The measured surface temperature in the Eastern Pacific was supposed to help deliver a below average 2023 Atlantic Hurricane season.

But the beast has been slower than predicted to take form.

That’s why we’ve already had five named storms, forcing the National Hurricane Center to increase its predictions for the year from average to above average.

Originally, the NHC figured there would be only a 30 percent chance of anything worse than a normal season.

But Thursday morning, Matthew Rosencrans – the lead seasonal forecaster for NOAA’s Climate Prediction Center – gave the bad news when he predicted that the odds of an above average season would increase to 60 percent.
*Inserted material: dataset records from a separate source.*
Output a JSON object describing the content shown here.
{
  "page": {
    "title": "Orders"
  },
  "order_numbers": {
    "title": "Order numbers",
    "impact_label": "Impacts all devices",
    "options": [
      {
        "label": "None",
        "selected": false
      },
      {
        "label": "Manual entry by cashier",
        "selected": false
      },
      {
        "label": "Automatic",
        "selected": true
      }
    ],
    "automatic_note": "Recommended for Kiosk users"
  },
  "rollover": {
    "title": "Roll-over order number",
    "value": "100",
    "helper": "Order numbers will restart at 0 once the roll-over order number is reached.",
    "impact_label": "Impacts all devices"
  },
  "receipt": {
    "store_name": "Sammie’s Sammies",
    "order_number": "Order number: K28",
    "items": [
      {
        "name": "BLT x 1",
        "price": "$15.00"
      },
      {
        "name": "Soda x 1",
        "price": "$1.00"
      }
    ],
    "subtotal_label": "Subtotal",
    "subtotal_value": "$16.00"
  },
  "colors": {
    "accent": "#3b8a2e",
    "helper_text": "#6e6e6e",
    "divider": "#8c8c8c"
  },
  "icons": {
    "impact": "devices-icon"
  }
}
Record warm Atlantic sea surface temperatures probably will counteract the usually limiting atmospheric conditions associated with El Nino, he said during a broadcast news conference.

The numbers have been increased to 14-21 named storms, 6-11 hurricanes and 2-5 major hurricanes with winds greater than 111 mph.

So far, the center has registered an unnamed storm, Arlene, Bret, Cindy and Don. Next up is Emily, although the center is looking at no tropical systems for the next seven days.

Officials warn coastal residents to make sure they have a plan regardless of the forecast. They added that storms have been producing more than, causing flooding away from the actual storm.